The Worker objects uses a Provider object for two things:
Calls methods on the provider object to do some stuff
Gets notifications from the provider by subscribing a method with the provider's events
When a worker gets a notification, it processes it, an notifies the UUT object, which in reponse can create more Worker objects.
I've already tested each class on its own, and I want to test UUT+Worker together. For that, I intend to mock-out Provider.
import mock
import unittest
import provider
class Worker():
def __init__(self, *args):
resource.default_resource.subscribe('on_spam', self._on_spam) # I'm going to patch 'resource.default_resource'
def do_stuff(self):
self.resource.do_stuff()
def _on_spam(self, message):
self._tell_uut_to_create_more_workers(message['num_of_new_workers_to_create'])
class UUT():
def __init__(self, *args):
self._workers = []
def gen_worker_and_do_stuff(self, *args)
worker = Worker(*args)
self._workers.append(resource)
worker.do_stuff()
class TestCase1(unittest.TestCase):
#mock.patch('resource.default_resource', spec_set=resource.Resource)
def test_1(self, mock_resource):
uut = UUT()
uut.gen_worker_and_do_stuff('Egg') # <-- say I automagically grabbed the resulting Worker into self.workers
self.workers[0]._on_spam({'num_of_new_workers_to_create':5}) # <-- I also want to get hold of the newly-created workers
Is there a way to grab the worker objects generated by uut, without directly accessing the _workers list in uut (which is an implementation detail)?
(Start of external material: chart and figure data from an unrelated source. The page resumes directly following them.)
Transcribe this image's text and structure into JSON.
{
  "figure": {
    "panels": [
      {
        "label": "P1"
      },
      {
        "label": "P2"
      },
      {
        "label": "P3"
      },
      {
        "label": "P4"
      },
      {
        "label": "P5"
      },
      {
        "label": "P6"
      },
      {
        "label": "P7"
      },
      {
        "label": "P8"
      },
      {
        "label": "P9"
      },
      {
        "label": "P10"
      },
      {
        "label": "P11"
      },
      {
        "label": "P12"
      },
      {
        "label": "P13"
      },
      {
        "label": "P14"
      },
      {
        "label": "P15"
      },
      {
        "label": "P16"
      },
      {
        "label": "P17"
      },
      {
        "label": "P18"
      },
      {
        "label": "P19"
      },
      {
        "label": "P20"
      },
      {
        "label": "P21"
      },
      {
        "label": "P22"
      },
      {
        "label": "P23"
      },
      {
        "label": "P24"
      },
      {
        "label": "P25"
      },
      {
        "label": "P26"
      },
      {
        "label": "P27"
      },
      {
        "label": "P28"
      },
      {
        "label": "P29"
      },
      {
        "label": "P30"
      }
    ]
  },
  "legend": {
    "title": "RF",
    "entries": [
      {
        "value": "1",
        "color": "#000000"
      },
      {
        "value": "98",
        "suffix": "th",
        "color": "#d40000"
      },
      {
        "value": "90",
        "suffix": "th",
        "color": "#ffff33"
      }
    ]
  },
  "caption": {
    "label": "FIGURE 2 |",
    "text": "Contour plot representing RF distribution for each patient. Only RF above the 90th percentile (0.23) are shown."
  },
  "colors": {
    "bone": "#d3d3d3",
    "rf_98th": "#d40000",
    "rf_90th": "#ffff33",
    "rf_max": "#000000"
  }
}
I guess I can do it in Worker.__init__, where the worker subscribes to provider events, so I guess the question reduces to:
How to I extract the self in the callee, when calling resource.default_resource.subscribe('on_spam', self._on_spam)?
As an application of the Dependency Inversion principle, I'd pass the Worker class as a dependency to UUT:
class UUT():
def __init__(self, make_worker=Worker):
self._workers = []
self._make_worker = make_worker
def gen_worker_and_connect(self, *args)
worker = self._make_worker(*args)
self._workers.append(resource)
worker.connect()
Then provide anything you want from the test instead of Worker. This own function could share the created object with the test scope. Besides solving this particular problem, that would also make the dependency explicit and independent of the UUT implementation. And you would not need to mock the resource thing as well, which makes the test dependent on things unrelated to the class under test.